Sempre a proposito di farmaci, un discorso a parte meritano le cosiddette "droghe ricreative" analoghe alle anfetamine come l'ecstasy. Questa come altre sostanze hanno un duplice effetto: cancellano la sensazione di fatica e inducono un innalzamento della temperatura corporea. Di conseguenza le non numerosissime morti chiaramente collegate all'uso di ecstasy dipendono soprattutto dall'uso della sostanza durante i cosiddetti rave party: le persone che ballano per ore sotto l'effetto della droga superano facilmente la loro soglia massima di sforzo e, complice la disidratazione indotta in parte dall'ambiente surriscaldato e in parte dall'azione della sostanza, vanno incontro ad arresto cardiaco.

Prevenzione e pronto intervento
Evitare i danni da ipertermia, ecstasy a parte, è abbastanza semplice, basta idratarsi adeguatamente, cioè bere: chi in situazioni di grande calura evita di bere perché dopo suda sbaglia di grosso. Non è necessario ricorrere a particolari bibite esoteriche (l'acqua va benissimo) e ricorrere invece a sistematici supplementi di sale da cucina (tipica abitudinedei turisti tedeschi) è un errore. Supplementi di sali, semmai, servono quando la persona ha già subito il collasso.
Fortunatamente è facile riconoscere i primi indizi del fatto che ci si sta surriscaldando: compare il mal di testa e si avvertono vertigini o spossatezza, chi era impegnato in qualche sport avverte crampi muscolari. Spesso, poi, si presentano nausea e vomito. In questi casi bisogna fermarsi, mettersi in un luogo fresco e ventilato e bere.

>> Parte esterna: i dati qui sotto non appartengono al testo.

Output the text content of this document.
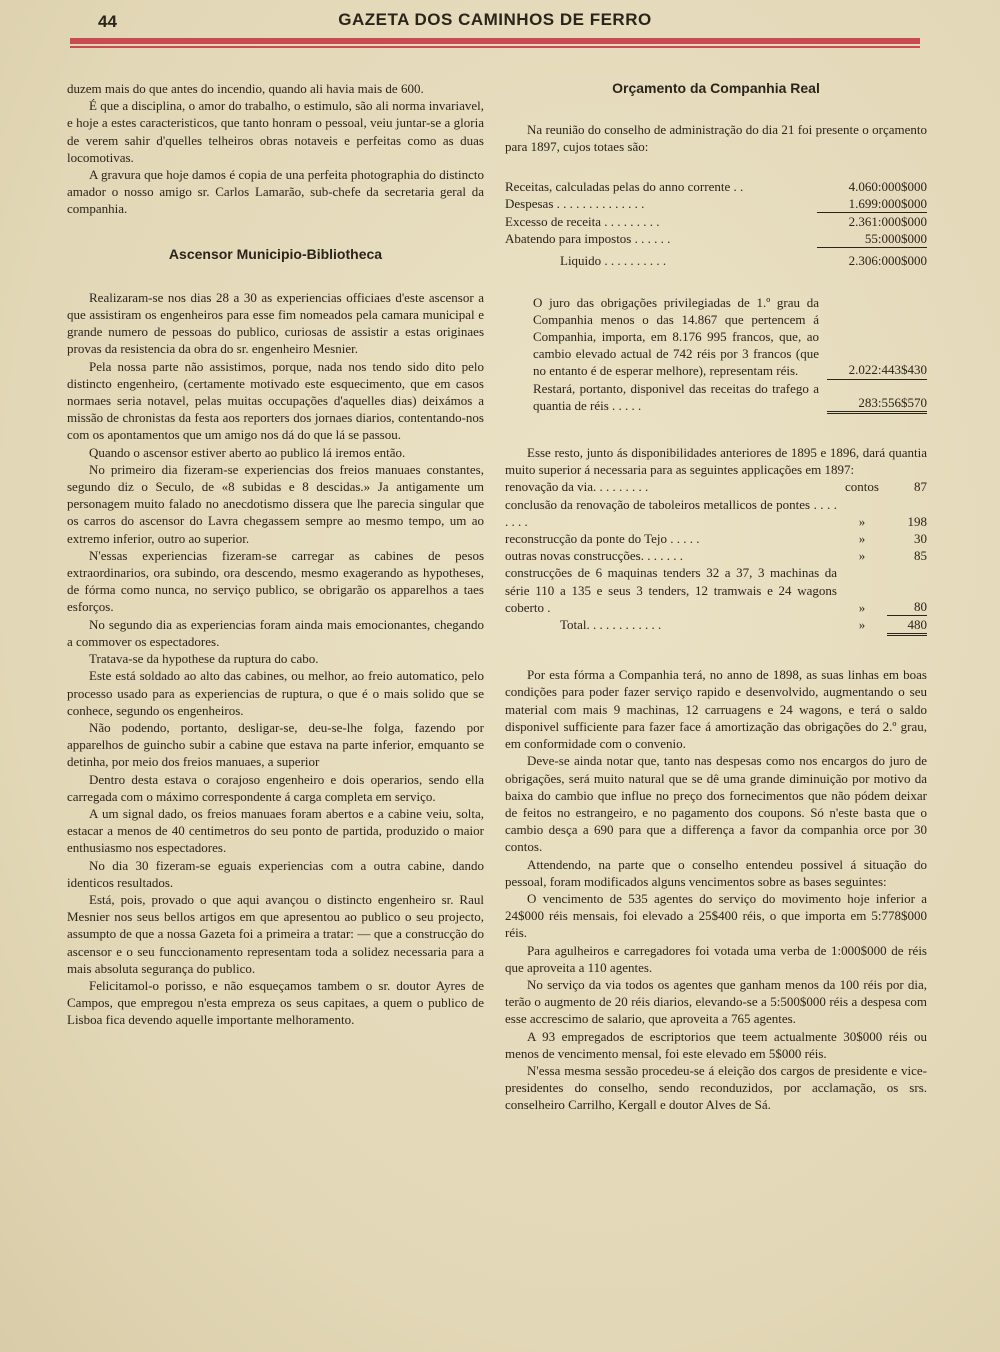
44	GAZETA DOS CAMINHOS DE FERRO

duzem mais do que antes do incendio, quando ali havia mais de 600.

É que a disciplina, o amor do trabalho, o estimulo, são ali norma invariavel, e hoje a estes caracteristicos, que tanto honram o pessoal, veiu juntar-se a gloria de verem sahir d'quelles telheiros obras notaveis e perfeitas como as duas locomotivas.

A gravura que hoje damos é copia de una perfeita photographia do distincto amador o nosso amigo sr. Carlos Lamarão, sub-chefe da secretaria geral da companhia.

Ascensor Municipio-Bibliotheca

Realizaram-se nos dias 28 a 30 as experiencias officiaes d'este ascensor a que assistiram os engenheiros para esse fim nomeados pela camara municipal e grande numero de pessoas do publico, curiosas de assistir a estas originaes provas da resistencia da obra do sr. engenheiro Mesnier.

Pela nossa parte não assistimos, porque, nada nos tendo sido dito pelo distincto engenheiro, (certamente motivado este esquecimento, que em casos normaes seria notavel, pelas muitas occupações d'aquelles dias) deixámos a missão de chronistas da festa aos reporters dos jornaes diarios, contentando-nos com os apontamentos que um amigo nos dá do que lá se passou.

Quando o ascensor estiver aberto ao publico lá iremos então.

No primeiro dia fizeram-se experiencias dos freios manuaes constantes, segundo diz o Seculo, de «8 subidas e 8 descidas.» Ja antigamente um personagem muito falado no anecdotismo dissera que lhe parecia singular que os carros do ascensor do Lavra chegassem sempre ao mesmo tempo, um ao extremo inferior, outro ao superior.

N'essas experiencias fizeram-se carregar as cabines de pesos extraordinarios, ora subindo, ora descendo, mesmo exagerando as hypotheses, de fórma como nunca, no serviço publico, se obrigarão os apparelhos a taes esforços.

No segundo dia as experiencias foram ainda mais emocionantes, chegando a commover os espectadores.

Tratava-se da hypothese da ruptura do cabo.

Este está soldado ao alto das cabines, ou melhor, ao freio automatico, pelo processo usado para as experiencias de ruptura, o que é o mais solido que se conhece, segundo os engenheiros.

Não podendo, portanto, desligar-se, deu-se-lhe folga, fazendo por apparelhos de guincho subir a cabine que estava na parte inferior, emquanto se detinha, por meio dos freios manuaes, a superior

Dentro desta estava o corajoso engenheiro e dois operarios, sendo ella carregada com o máximo correspondente á carga completa em serviço.

A um signal dado, os freios manuaes foram abertos e a cabine veiu, solta, estacar a menos de 40 centimetros do seu ponto de partida, produzido o maior enthusiasmo nos espectadores.

No dia 30 fizeram-se eguais experiencias com a outra cabine, dando identicos resultados.

Está, pois, provado o que aqui avançou o distincto engenheiro sr. Raul Mesnier nos seus bellos artigos em que apresentou ao publico o seu projecto, assumpto de que a nossa Gazeta foi a primeira a tratar: — que a construcção do ascensor e o seu funccionamento representam toda a solidez necessaria para a mais absoluta segurança do publico.

Felicitamol-o porisso, e não esqueçamos tambem o sr. doutor Ayres de Campos, que empregou n'esta empreza os seus capitaes, a quem o publico de Lisboa fica devendo aquelle importante melhoramento.

Orçamento da Companhia Real

Na reunião do conselho de administração do dia 21 foi presente o orçamento para 1897, cujos totaes são:

Receitas, calculadas pelas do anno corrente . .	4.060:000$000
Despesas . . . . . . . . . . . . . .	1.699:000$000
Excesso de receita . . . . . . . . .	2.361:000$000
Abatendo para impostos . . . . . .	55:000$000
Liquido . . . . . . . . . .	2.306:000$000

O juro das obrigações privilegiadas de 1.º grau da Companhia menos o das 14.867 que pertencem á Companhia, importa, em 8.176 995 francos, que, ao cambio elevado actual de 742 réis por 3 francos (que no entanto é de esperar melhore), representam réis.	2.022:443$430

Restará, portanto, disponivel das receitas do trafego a quantia de réis . . . . .	283:556$570

Esse resto, junto ás disponibilidades anteriores de 1895 e 1896, dará quantia muito superior á necessaria para as seguintes applicações em 1897:

renovação da via. . . . . . . . .	contos	87
conclusão da renovação de taboleiros metallicos de pontes . . . . . . . .	»	198
reconstrucção da ponte do Tejo . . . . .	»	30
outras novas construcções. . . . . . .	»	85
construcções de 6 maquinas tenders 32 a 37, 3 machinas da série 110 a 135 e seus 3 tenders, 12 tramwais e 24 wagons coberto .	»	80
Total. . . . . . . . . . . .	»	480

Por esta fórma a Companhia terá, no anno de 1898, as suas linhas em boas condições para poder fazer serviço rapido e desenvolvido, augmentando o seu material com mais 9 machinas, 12 carruagens e 24 wagons, e terá o saldo disponivel sufficiente para fazer face á amortização das obrigações do 2.º grau, em conformidade com o convenio.

Deve-se ainda notar que, tanto nas despesas como nos encargos do juro de obrigações, será muito natural que se dê uma grande diminuição por motivo da baixa do cambio que influe no preço dos fornecimentos que não pódem deixar de feitos no estrangeiro, e no pagamento dos coupons. Só n'este basta que o cambio desça a 690 para que a differença a favor da companhia orce por 30 contos.

Attendendo, na parte que o conselho entendeu possivel á situação do pessoal, foram modificados alguns vencimentos sobre as bases seguintes:

O vencimento de 535 agentes do serviço do movimento hoje inferior a 24$000 réis mensais, foi elevado a 25$400 réis, o que importa em 5:778$000 réis.

Para agulheiros e carregadores foi votada uma verba de 1:000$000 de réis que aproveita a 110 agentes.

No serviço da via todos os agentes que ganham menos da 100 réis por dia, terão o augmento de 20 réis diarios, elevando-se a 5:500$000 réis a despesa com esse accrescimo de salario, que aproveita a 765 agentes.

A 93 empregados de escriptorios que teem actualmente 30$000 réis ou menos de vencimento mensal, foi este elevado em 5$000 réis.

N'essa mesma sessão procedeu-se á eleição dos cargos de presidente e vice-presidentes do conselho, sendo reconduzidos, por acclamação, os srs. conselheiro Carrilho, Kergall e doutor Alves de Sá.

Quando una persone ha subito un colpo di calore, la prima cosa da fare è portarla al fresco e cercare di abbassare la sua temperatura. Si può usare un ventilatore o un ventaglio, meglio ancora applicare sul corpo e sulla testa della persona asciugamani o panni bagnati.

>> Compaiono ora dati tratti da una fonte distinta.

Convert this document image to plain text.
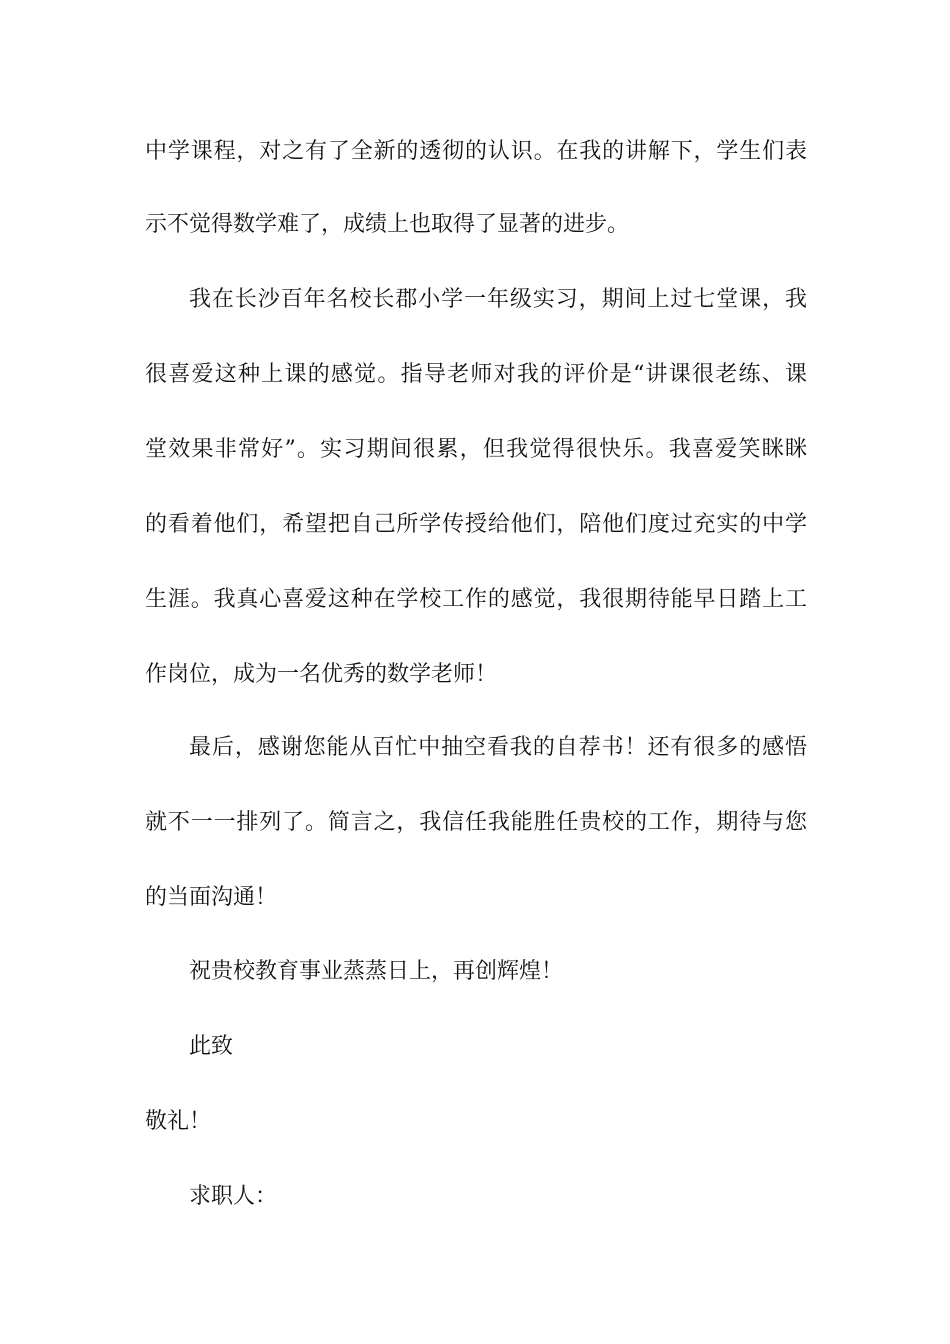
中学课程，对之有了全新的透彻的认识。在我的讲解下，学生们表
示不觉得数学难了，成绩上也取得了显著的进步。
我在长沙百年名校长郡小学一年级实习，期间上过七堂课，我
很喜爱这种上课的感觉。指导老师对我的评价是“讲课很老练、课
堂效果非常好”。实习期间很累，但我觉得很快乐。我喜爱笑眯眯
的看着他们，希望把自己所学传授给他们，陪他们度过充实的中学
生涯。我真心喜爱这种在学校工作的感觉，我很期待能早日踏上工
作岗位，成为一名优秀的数学老师！
最后，感谢您能从百忙中抽空看我的自荐书！还有很多的感悟
就不一一排列了。简言之，我信任我能胜任贵校的工作，期待与您
的当面沟通！
祝贵校教育事业蒸蒸日上，再创辉煌！
此致
敬礼！
求职人：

Se la persona è cosciente, gli si può somministrare una bevanda fresca, ma niente di alcolico o contenente caffeina (tè e caffè, ma anche le varie cole). Un succo di frutta va bene, l'acqua anche.
Se l'infortunato tende a perdere coscienza, e rischia di cadere per terra, si deve cercare di sdraiarlo a terra, e di farlo coricare su un fianco, così che se dovesse vomitare non rischi il soffocamento. E' invece inutile tentare di far rinvenire la persona a schiaffi o scuotendola. Non somministrare assolutamente nessun farmaco, anche perché non esistono sostanze in vendita senza prescrizione che possano essere d'aiuto. In ogni caso, di fronte a una perdita di coscienza sempre meglio rivolgersi al medico o al pronto soccorso. 

Maurizio Imperiali


Fonti
JW Hurst. Medicina clinica per il medico pratico. Masson Italia Editori 1986.